М. Хагемайстер и Б. Гройс обстоятельно анализируют сочинения на философские темы, принадлежащие К. Э. Циолковскому, соотнося свои наблюдения с выводами российских авторов, в частности, Н. К. Гаврюшина, который назван одним из наиболее авторитетных исследователей «Космической философии». М. Хагемайстера и Б. Гройса не столько интересует опыт построения К. Э. Циолковским «новой этики», сколько внедрение им евгеники в программу социальных преобразований, предлагавшуюся человечеству с целью установления «коммунистического порядка» или «идеального строя жизни». «Способы наибыстрейшего размножения и усовершенствования человека», приверженцем которых был Циолковский (Любовь к самому себе или истинное себялюбие (1928) // Циолковский К. Э. Космическая философия. М., УРСС, 2001. С. 324), рассматриваются ими в контексте стремлений устранить возможность смерти, переложив заботу о бессмертии и «блаженном» вечном существовании с Бога на человека и на общество, точнее на власть. Соответствующие построения Циолковского охарактеризованы как «биополитическая утопия», стимулировавшая его научно-техническое творчество.
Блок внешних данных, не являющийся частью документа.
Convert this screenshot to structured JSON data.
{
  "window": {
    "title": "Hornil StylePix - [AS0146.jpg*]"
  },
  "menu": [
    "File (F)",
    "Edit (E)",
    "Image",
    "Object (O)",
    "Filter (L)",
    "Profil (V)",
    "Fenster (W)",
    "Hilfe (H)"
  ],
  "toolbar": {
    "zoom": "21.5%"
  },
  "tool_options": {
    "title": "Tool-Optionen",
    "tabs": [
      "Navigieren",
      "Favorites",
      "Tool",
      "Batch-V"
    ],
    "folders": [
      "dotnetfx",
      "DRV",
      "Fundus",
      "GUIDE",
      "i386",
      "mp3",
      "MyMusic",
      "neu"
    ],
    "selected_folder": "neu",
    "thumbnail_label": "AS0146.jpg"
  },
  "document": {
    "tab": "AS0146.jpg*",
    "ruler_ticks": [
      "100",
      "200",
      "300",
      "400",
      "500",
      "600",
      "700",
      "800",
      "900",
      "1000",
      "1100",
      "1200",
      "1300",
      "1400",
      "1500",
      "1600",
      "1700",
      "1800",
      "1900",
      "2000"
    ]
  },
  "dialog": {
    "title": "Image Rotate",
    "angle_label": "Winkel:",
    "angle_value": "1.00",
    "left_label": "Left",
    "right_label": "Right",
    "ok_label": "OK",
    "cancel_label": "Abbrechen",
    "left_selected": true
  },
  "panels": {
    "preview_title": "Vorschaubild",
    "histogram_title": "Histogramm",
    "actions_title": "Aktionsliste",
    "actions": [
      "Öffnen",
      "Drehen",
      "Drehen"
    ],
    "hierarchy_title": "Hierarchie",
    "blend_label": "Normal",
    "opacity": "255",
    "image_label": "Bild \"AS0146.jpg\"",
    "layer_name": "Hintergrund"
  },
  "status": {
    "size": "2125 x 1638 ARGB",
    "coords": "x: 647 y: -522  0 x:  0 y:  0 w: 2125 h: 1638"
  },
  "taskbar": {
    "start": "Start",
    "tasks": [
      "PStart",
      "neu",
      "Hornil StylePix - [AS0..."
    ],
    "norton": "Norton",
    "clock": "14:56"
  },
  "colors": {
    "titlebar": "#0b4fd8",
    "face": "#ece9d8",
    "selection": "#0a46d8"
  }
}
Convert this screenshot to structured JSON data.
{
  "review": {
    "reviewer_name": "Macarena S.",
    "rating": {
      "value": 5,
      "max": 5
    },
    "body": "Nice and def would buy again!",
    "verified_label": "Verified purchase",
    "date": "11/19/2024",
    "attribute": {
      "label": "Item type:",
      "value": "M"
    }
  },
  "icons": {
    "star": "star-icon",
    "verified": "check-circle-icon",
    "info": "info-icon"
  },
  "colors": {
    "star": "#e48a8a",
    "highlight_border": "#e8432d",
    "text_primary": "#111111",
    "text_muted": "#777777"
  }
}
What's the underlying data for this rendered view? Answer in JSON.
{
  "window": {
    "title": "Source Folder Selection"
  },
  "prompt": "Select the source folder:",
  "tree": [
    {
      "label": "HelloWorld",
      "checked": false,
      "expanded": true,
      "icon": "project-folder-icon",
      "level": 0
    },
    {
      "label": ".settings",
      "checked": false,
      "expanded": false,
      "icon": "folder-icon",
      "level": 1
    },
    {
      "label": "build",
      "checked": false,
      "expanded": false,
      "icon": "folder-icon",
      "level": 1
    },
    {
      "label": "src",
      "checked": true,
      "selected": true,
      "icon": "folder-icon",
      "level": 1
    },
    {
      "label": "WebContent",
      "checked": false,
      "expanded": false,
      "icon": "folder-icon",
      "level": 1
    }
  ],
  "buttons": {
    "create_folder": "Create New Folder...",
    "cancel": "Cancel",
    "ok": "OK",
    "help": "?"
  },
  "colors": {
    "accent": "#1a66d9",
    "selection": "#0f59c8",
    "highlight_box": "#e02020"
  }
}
Критическая направленность анализа М. Хагемайстера и Б. Гройса явно контрастирует с апологией «Космической философии», характерной для многочисленных публикаций российских авторов. Нельзя не отметить и высокий профессиональный уровень, на котором этот анализ проводится. Но несколько замечаний все-таки напрашиваются. Так, при всей близости позиций Н. Ф. Федорова и К.Э. Циолковского с точки зрения преобразовательного, «проективного» отношения к миру, к космосу в их воззрениях и установках было немало и принципиальных различий. И если Федоров жил одной мыслью — как преодолеть силу смерти, — то Циолковский этим вопросом, в сущности, не задавался, потому что уже с молодых лет убедил себя в том, что «все живо», что смерти нет, считая ее одной «из иллюзий ума» (Монизм Вселенной (1925) // Космическая философия. 2001. С. 276). Нельзя согласиться с расхожим утверждением М. Хагемайстера, что «Космическая философия» все еще «почти неизвестна», потому что замалчивалась в советское время. С 1990-х годов философские сочинения Циолковского распространены в гораздо большей степени, чем его естественнонаучные и технические работы. Его воззрения на мир и человека, его попытки законотворчества и его планы социальных преобразований уже широко известны и из его опубликованных трудов, и в пересказах А. Л. Чижевского, которые многие авторы используют без исторической критики в качестве первоисточника. Не является исключением и М. Хагемайстер, анализирующий, явно под влиянием российской литературы, идею «лучистого человечества» как мысль, выработанную самим К. Э. Циолковским. Очевидна недостаточная изученность М. Хагемайстером и Б. Гройсом преемственных связей евгенических идей К.Э. Циолковского с западной футуристической утопией. Между тем, поражает сходство его представлений о том, что государственная власть должна предпринимать сознательные и преднамеренные попытки улучшать население путем управляемого искусственного подбора, например, с аналогичными воззрениями и рецептами Э. Беллами и Г. Уэллса.